Air chamber shock absorbers have been known for many years. Such shock absorbers typically comprise a conventional piston and cylinder type shock absorber and an outer tubular member connected with the outwardly extending end of the piston rod of the shock absorber and disposed in surrounding relation with the cylinder of the shock absorber. A folded flexible air sleeve is provided between the outer tubular member and the outer tubular surface of the shock absorber so as to define therewith an air chamber capable of supporting a portion of the load of the sprung mass of the vehicle on the unsprung mass thereof. One example of such an air shock is disclosed in U.S. Pat. No. 3,149,830.
Operation of the air shock requires that at least a minimum pressure be maintained in the air chamber in order for the air sleeve to have a proper rolling action. If, for some reason, the air pressure in the air chamber is lost, the air sleeve may fold in on itself, creating a double fold which causes the shock absorber to lock up, resulting in failure of the load carrying capacity of the shock absorber. Even if the air sleeve does not develop a double fold, the lack of sufficient air pressure increases friction on the sleeve which ultimately results in the destruction of the sleeve. Air pressure may be lost, for example, if a leak develops in the conduit system that typically interconnects two such shock absorbers mounted on a vehicle.
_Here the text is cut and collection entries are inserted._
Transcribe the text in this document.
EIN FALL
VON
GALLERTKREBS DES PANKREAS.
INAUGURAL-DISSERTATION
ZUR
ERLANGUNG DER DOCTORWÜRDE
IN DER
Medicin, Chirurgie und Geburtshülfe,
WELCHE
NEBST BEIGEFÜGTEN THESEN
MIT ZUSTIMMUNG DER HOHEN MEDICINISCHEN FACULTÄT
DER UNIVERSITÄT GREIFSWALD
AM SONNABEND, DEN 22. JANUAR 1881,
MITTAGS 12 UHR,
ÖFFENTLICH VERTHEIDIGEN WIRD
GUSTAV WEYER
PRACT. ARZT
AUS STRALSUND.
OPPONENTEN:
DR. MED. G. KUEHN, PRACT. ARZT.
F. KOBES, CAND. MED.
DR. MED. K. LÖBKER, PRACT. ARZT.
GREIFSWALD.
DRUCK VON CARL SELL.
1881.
The problem of air pressure loss has been recognized for many years and various solutions have been proposed. One such solution, proposed in U.S. Pat. No. 3,149,830, is to mount a conventional tire valve, which includes a conventional check valve, on the outer tubular member of the air shock. The tire valve permits pressurized air to be introduced into the air chamber, and the check valve is normally spring pressed to prevent the air in the air chamber from communicating with the atmosphere.
While the conventional tire valve adequately functions to allow the pressurized air to be introduced into and maintained with the air chamber, the valve suffers from several disadvantages. For example, the tire valve requires that the pressurized air filling operation be precisely gauged to prevent overfilling or underfilling of the air chamber. Moreover, the tire valve does not have any means for venting or relieving an increase in pressure in the air chamber, except by manually removing the check valve.